Photo Source: Tamir Mostafa

When filmmaker Tamir Mostafa set about casting his short “We Want Some,” about a marital dispute between husband and wife that escalates into a neighborhood protest, his biggest concern was finding a diverse cast. “This is supposed to symbolize community, not just a few people, but a whole community and the types of people who would come into the community,” says Mostafa.

The story centers on Rob (Rich Finley), a guy who goes on strike to convince his wife Elle (Melissa Nearman) to be intimate with him, which leads to a stand-off. Mostafa was specific with what he was looking for in the leading roles, but the rest of the roles were left very open to ensure that people of all types were represented. “We were looking for a diverse group of male and female actors with strong comic chops as well as improv skills.” Although casting took over two months, Mostafa is proud of the cast he assembled.

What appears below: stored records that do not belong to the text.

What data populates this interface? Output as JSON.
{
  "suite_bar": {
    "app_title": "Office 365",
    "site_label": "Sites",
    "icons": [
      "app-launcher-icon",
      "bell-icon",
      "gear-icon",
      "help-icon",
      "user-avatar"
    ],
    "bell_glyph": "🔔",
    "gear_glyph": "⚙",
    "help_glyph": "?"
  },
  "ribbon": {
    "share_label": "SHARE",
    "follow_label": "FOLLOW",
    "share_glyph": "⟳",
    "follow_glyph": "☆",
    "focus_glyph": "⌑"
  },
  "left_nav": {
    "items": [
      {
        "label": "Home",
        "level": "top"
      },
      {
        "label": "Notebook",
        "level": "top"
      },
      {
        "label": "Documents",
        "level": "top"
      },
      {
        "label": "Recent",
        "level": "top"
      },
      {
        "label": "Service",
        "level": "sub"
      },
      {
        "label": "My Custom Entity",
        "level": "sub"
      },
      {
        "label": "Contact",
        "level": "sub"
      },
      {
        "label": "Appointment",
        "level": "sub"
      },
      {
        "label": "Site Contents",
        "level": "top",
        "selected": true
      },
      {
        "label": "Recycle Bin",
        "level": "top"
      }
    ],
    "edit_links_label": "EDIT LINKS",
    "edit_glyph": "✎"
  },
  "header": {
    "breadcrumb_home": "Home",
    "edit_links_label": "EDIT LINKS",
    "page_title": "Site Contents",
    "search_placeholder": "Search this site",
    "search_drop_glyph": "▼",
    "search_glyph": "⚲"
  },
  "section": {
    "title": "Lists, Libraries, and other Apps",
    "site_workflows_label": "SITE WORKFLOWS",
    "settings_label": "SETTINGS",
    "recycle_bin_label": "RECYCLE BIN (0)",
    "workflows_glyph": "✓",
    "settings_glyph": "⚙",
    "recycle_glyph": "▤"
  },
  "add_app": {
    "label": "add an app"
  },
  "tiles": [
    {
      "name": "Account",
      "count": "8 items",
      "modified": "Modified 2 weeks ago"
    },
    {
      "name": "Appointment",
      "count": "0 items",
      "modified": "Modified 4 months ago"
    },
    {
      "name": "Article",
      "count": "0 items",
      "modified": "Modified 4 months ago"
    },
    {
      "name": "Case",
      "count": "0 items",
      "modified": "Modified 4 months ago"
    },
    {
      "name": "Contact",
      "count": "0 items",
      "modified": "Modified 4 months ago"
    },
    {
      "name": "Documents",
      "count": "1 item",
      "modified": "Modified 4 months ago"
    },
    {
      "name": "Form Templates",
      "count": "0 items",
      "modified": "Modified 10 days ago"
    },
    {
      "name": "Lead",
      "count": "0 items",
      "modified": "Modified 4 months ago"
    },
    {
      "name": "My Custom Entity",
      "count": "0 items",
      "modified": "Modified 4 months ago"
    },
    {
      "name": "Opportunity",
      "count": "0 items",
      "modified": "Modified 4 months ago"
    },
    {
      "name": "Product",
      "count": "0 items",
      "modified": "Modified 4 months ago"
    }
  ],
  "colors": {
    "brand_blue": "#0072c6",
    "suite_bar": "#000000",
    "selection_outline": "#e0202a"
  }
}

Although the supporting cast is a large group, Mostafa did not see them as “extra” roles. They had lines and Mostafa specifically looked at actors’ improv ability. “If we had several actors coming, we would pair them up with each other so they could play off of each other.” If the actor was alone, Mostafa or one of the producers would read with them. “We would just throw lines at them to see how they would respond.” Mostafa says it was easy to quickly determine who was or wasn’t comfortable with the ad-libbing, improvisational style of acting.

Finding a variety of ages to cast was challenging. He didn’t want everyone to be in their 20s and 30s, but “finding older actors, whether they’re SAG or non-SAG, that were ethnically diverse and that didn’t play a stereotype was a challenge,” he says. Especially since many older actors were working in the theater and couldn’t commit to the shooting schedule.

Mostafa was especially proud of casting the difficult roles of Ken (Christopher Michael Everett) and Barbie (Jennifer Kelsey). Against stereotype “Barbie was on the ‘mainly guy side,’ and Ken was on the ‘mainly woman side.’” The non-stereotypical foul-mouthed, sexually aggressive character of Barbie was a challenge to cast and it took Mostafa up until only days before shooting to find Kelsey.

Casting Ken was equally challenging, but Mostafa found his actor in Everett who had come in for the leading role of Rob. “He was phenomenal, and actually my biggest note about him was, ‘Can somebody be too funny?’” Another hard to find role was the gay Larry (Destin Bass), who’s on women’s side. “We weren’t looking for a stereotypical, cliché type gay character; we were looking for someone who didn’t want to be used as a sex object and would be on the women’s side.”

Mostafa offers actors some advice: Be honest so you don’t waste anyone’s time. “If you’re comfortable with improvisation come down to the audition, but if that’s something you’re not comfortable with, then it’s probably not going to be a productive audition for either one of us.”